Commentaire loyal
En common law, le concept de commentaire loyal (fair comment) est un moyen de défense à une allégation de diffamation.
Droit québécois
Application historique au Québec avant 2002
D'après l'arrêt Lebrun c. Harel[1], il a été décidé qu'un commentaire loyal sur une question d'intérêt public ou qui est soumise à l'intérêt du public ne constitue pas de la diffamation parce que le défendeur est en train de donner son opinion sur un enjeu d'intérêt public.
Les auteurs Duncan et Neill [2] définissent ainsi la défense de commentaire loyal :
- a) il doit s'agir d'une affaire d'intérêt public;
- b) le commentaire doit s'appuyer sur des faits;
- c) le commentaire doit être clairement reconnaissable;
- d) le commentaire doit rencontrer le test objectif.
Cette notion de commentaire loyal est ce qui a entraîné le rejet de la poursuite dans l'affaire Michaud c. Angenot[3], l'une des poursuites intentées dans le cadre de l'affaire Yves Michaud. La Cour d'appel a révisé la décision en rejetant l'argument de commentaire loyal sur le fondement de l'arrêt Prud'homme qui venait tout juste d'être rendu et dont le juge de première instance n'avait pas encore connaissance. Toutefois, elle rejette également l'appel sur le fondement que le défendeur n'a pas commis de faute.

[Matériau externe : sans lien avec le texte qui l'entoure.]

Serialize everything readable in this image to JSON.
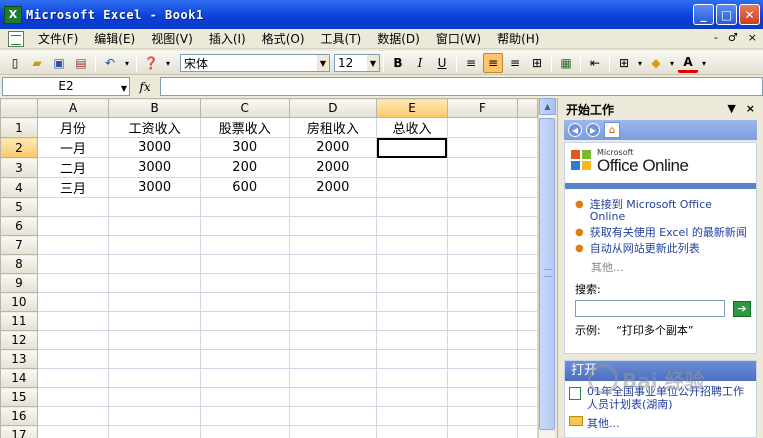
{
  "window": {
    "title": "Microsoft Excel - Book1",
    "app_icon": "X",
    "buttons": {
      "minimize": "_",
      "maximize": "□",
      "close": "✕"
    }
  },
  "menu": {
    "items": [
      "文件(F)",
      "编辑(E)",
      "视图(V)",
      "插入(I)",
      "格式(O)",
      "工具(T)",
      "数据(D)",
      "窗口(W)",
      "帮助(H)"
    ],
    "doc_controls": [
      "-",
      "♂",
      "×"
    ]
  },
  "toolbar": {
    "font_name": "宋体",
    "font_size": "12",
    "bold": "B",
    "italic": "I",
    "underline": "U",
    "font_color_label": "A"
  },
  "formula_bar": {
    "name_box": "E2",
    "fx_label": "fx",
    "value": ""
  },
  "sheet": {
    "columns": [
      "A",
      "B",
      "C",
      "D",
      "E",
      "F"
    ],
    "selected_column": "E",
    "selected_row": "2",
    "rows": [
      {
        "num": "1",
        "cells": [
          "月份",
          "工资收入",
          "股票收入",
          "房租收入",
          "总收入",
          ""
        ]
      },
      {
        "num": "2",
        "cells": [
          "一月",
          "3000",
          "300",
          "2000",
          "",
          ""
        ]
      },
      {
        "num": "3",
        "cells": [
          "二月",
          "3000",
          "200",
          "2000",
          "",
          ""
        ]
      },
      {
        "num": "4",
        "cells": [
          "三月",
          "3000",
          "600",
          "2000",
          "",
          ""
        ]
      },
      {
        "num": "5",
        "cells": [
          "",
          "",
          "",
          "",
          "",
          ""
        ]
      },
      {
        "num": "6",
        "cells": [
          "",
          "",
          "",
          "",
          "",
          ""
        ]
      },
      {
        "num": "7",
        "cells": [
          "",
          "",
          "",
          "",
          "",
          ""
        ]
      },
      {
        "num": "8",
        "cells": [
          "",
          "",
          "",
          "",
          "",
          ""
        ]
      },
      {
        "num": "9",
        "cells": [
          "",
          "",
          "",
          "",
          "",
          ""
        ]
      },
      {
        "num": "10",
        "cells": [
          "",
          "",
          "",
          "",
          "",
          ""
        ]
      },
      {
        "num": "11",
        "cells": [
          "",
          "",
          "",
          "",
          "",
          ""
        ]
      },
      {
        "num": "12",
        "cells": [
          "",
          "",
          "",
          "",
          "",
          ""
        ]
      },
      {
        "num": "13",
        "cells": [
          "",
          "",
          "",
          "",
          "",
          ""
        ]
      },
      {
        "num": "14",
        "cells": [
          "",
          "",
          "",
          "",
          "",
          ""
        ]
      },
      {
        "num": "15",
        "cells": [
          "",
          "",
          "",
          "",
          "",
          ""
        ]
      },
      {
        "num": "16",
        "cells": [
          "",
          "",
          "",
          "",
          "",
          ""
        ]
      },
      {
        "num": "17",
        "cells": [
          "",
          "",
          "",
          "",
          "",
          ""
        ]
      }
    ]
  },
  "task_pane": {
    "title": "开始工作",
    "controls": [
      "▼",
      "×"
    ],
    "logo_small": "Microsoft",
    "logo_big": "Office Online",
    "links": [
      "连接到 Microsoft Office Online",
      "获取有关使用 Excel 的最新新闻",
      "自动从网站更新此列表"
    ],
    "more": "其他...",
    "search_label": "搜索:",
    "search_placeholder": "",
    "example_label": "示例:",
    "example_value": "“打印多个副本”",
    "open_title": "打开",
    "recent_file": "01年全国事业单位公开招聘工作人员计划表(湖南)",
    "open_more": "其他..."
  },
  "watermark": "Bai 经验"
}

Refus d'application depuis 2002
Dans l'arrêt Prud'homme c. Prud'homme[4] de 2002, la Cour suprême rejette l'application de la défense de commentaire loyal en droit québécois.
« Son importation en droit civil est non seulement injustifiée, mais aussi inutile. Les règles du régime de la responsabilité civile prévoient en effet que le défendeur peut faire valoir toutes les circonstances qui tendent à nier l’existence d’une faute. Dans la mesure où les critères de la défense de commentaire loyal et honnête sont autant de circonstances à prendre en considération dans l’appréciation de l’existence d’une faute, ils font partie intégrante du droit civil québécois. »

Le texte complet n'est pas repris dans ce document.